Before 2008, I have worked mainly on the query optimization in SQL Server product group. In a nutshell, the areas of my work include:
– Large scale in-memory graph database on top of distributed transactional memory
– Federated query processing for heterogeneous cloud-scale data sources
– Dynamic query optimization
– Cloud-scale distributed computation platform
– Query optimization for cloud-scale MapReduce environments
– Indexing strategies at MapReduce environment
– Large scale testing infrastructure with automatic scaling
– Workload analysis and physical data design for big data
– Query optimization for relational databases
– Cardinality estimation and costing
– Parallel database
– Bitmap indexing for OLAP and data warehouses

About Me

  • Hometown: Seattle
  • Field of research/teaching: Database, Data Platform as Services, Parallel Data Processing

What are the specifics of your educational background?

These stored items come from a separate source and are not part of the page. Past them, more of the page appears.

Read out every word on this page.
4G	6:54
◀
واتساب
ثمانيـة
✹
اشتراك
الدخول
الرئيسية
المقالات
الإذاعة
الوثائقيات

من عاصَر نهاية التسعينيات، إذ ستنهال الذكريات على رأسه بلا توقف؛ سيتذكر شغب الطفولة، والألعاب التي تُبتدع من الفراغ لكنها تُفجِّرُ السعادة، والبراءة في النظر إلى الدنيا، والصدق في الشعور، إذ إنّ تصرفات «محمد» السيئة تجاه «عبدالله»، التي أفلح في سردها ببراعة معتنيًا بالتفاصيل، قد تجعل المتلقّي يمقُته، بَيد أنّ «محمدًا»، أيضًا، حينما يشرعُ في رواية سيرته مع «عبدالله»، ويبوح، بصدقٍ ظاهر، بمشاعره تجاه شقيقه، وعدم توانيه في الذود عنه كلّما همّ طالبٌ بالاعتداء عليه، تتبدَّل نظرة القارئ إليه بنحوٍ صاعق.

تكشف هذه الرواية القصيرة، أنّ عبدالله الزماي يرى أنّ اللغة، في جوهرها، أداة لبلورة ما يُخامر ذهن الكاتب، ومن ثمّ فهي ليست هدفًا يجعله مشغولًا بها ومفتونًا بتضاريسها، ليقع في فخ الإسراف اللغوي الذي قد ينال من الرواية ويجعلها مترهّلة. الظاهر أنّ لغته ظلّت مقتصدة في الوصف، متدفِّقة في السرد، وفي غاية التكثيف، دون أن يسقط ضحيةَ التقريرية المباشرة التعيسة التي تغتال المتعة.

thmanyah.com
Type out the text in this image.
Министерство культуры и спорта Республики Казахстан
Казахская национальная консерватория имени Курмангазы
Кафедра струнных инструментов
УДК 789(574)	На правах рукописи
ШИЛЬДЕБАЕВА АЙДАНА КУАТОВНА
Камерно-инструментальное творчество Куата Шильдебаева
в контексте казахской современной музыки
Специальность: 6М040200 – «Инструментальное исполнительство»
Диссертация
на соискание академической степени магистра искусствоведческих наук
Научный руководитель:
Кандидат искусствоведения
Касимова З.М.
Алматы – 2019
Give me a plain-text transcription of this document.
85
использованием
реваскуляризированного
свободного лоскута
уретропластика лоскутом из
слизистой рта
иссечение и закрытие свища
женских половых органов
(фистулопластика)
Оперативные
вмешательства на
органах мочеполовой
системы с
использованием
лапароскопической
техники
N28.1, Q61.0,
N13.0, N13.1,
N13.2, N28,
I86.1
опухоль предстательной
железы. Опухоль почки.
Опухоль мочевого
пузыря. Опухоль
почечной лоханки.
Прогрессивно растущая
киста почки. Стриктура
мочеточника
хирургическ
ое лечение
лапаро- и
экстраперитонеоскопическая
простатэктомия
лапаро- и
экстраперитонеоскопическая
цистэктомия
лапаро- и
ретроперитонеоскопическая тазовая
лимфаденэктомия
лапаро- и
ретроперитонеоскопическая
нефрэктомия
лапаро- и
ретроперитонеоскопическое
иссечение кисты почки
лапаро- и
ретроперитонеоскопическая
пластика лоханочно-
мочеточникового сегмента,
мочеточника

PhD in Computer Science, Technische Universität Darmstadt, Germany.

What is your research focus in a bit more detail? Is your current research path what you always had in mind for yourself, or has it evolved somewhat? If so, how/why?

Currently focusing on Data Platform for ML; in the past I have worked on Query Optimization, Parallel Database, and Large-Scale Data Platform as Services.

What courses/subjects do you teach?

Parallel Data Processing

What are the specifics of your industry experience?

I have worked on SQL Server Query Optimizer for 7 years, followed by another 7 years at Bing building cloud-scale data processing platform. Later I spent one year at MICROSOFT Research building a scale-out in-memory graph database for OLTP workloads. After Microsoft, I spent two years at AWS designing distributed transaction for DynamoDB.